HD blasts the past into existence with her blitz on Freud’s importance to human consciousness – the art of self-discovery in a form the puritanical, supremacist mind could find reasonable and appreciate the subtle interpretation of ancient knowledge, from another facet, as it were, of consciousness. HD’s 85 petaled lotus flower swims serenely in literature: one is reminded instantly of Paramahansa Yogananda’s ‘Autobiography of a Yogi’ and Soygal Rinpoche’s ‘Book of the Living’. Both are divinely inspired, both, as is ‘Tribute to Freud’, are read with the utmost ease – as if the magnetic attraction on the receptors of language created its frictionless glide.
I am stunned by HD’s recall of Freud’s anger: “ I did not know what enraged him suddenly. I veered round off the couch, my feet on the floor.
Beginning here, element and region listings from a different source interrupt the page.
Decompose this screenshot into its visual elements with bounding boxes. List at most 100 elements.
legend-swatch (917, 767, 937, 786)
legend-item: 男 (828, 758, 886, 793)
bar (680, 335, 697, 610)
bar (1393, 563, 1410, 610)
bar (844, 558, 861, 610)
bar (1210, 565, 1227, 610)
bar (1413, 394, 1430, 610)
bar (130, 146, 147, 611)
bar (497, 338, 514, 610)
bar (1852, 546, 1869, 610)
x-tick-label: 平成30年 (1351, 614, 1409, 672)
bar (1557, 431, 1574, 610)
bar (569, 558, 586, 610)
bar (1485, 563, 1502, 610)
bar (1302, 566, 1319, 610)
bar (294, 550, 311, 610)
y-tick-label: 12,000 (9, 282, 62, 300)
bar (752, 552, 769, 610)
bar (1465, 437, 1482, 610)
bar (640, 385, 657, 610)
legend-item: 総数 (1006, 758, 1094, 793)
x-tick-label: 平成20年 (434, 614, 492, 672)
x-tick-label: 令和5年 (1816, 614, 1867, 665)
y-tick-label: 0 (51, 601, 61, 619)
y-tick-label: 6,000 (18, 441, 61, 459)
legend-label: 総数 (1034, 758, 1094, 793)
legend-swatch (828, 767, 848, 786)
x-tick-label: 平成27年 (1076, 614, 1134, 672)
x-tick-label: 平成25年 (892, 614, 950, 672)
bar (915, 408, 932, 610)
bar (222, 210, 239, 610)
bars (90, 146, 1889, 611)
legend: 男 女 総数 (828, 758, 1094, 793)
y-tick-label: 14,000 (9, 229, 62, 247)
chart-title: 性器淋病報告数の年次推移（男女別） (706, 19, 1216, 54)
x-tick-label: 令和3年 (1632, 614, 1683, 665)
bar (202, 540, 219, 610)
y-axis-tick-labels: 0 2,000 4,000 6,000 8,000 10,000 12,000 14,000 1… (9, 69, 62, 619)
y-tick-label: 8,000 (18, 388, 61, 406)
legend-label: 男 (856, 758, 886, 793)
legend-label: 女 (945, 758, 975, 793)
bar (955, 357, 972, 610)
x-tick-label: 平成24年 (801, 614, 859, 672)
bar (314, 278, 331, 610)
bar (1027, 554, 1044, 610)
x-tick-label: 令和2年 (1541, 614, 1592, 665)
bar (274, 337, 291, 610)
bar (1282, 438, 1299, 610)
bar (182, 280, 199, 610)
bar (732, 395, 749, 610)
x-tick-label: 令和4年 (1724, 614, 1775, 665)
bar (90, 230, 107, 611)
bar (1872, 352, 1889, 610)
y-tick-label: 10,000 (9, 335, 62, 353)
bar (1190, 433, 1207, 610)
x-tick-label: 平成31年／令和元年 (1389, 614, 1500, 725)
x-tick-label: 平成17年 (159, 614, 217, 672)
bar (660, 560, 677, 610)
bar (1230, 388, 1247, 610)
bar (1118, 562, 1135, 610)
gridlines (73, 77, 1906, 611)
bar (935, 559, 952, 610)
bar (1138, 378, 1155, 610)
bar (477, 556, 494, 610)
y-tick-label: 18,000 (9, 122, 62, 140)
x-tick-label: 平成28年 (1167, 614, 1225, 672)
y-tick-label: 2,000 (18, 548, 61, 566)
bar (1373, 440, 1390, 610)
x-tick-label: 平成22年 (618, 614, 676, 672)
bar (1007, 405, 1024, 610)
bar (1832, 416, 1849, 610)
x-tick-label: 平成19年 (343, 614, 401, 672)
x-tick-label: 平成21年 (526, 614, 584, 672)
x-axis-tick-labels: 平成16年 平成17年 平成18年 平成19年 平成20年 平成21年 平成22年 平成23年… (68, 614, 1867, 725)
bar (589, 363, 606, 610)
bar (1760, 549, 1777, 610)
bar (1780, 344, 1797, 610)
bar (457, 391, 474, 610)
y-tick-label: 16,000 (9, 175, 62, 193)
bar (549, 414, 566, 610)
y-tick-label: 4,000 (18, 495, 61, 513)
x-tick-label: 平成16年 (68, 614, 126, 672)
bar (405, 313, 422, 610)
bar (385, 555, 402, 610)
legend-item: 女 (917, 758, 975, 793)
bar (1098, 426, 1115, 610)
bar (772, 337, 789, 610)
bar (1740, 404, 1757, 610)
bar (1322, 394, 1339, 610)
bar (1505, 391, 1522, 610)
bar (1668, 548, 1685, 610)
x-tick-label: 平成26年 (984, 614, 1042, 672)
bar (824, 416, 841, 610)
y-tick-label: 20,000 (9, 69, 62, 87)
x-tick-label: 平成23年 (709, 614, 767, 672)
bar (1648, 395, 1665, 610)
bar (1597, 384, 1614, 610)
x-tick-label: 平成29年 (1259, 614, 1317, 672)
I do not know exactly what I had said . . .. The Professor himself is uncanonical enough; he is beathing with his hand, with his fist, on the head-piece of the old-fashioned horseheair sofa hat had heard more secrets than the confession box of any popular Roman Catholic father-confessor in his heyday . . .. Consciously, I was not aware of having said anything that might account for the Professor’s outburst. And even as I veered around, facing him, my mind was detached enough to wonder if this was some idea of his for speeding up the analytic content or redirectiong the flow of associated images. The Professor said, ‘The trouble is – I am an old man – you do not think it worth your while to love me.’ [16] This, this reveals more of Freud’s humanity in a few words than everything by Seigmund,
“The victorious mouth or voice or utterance.” [88].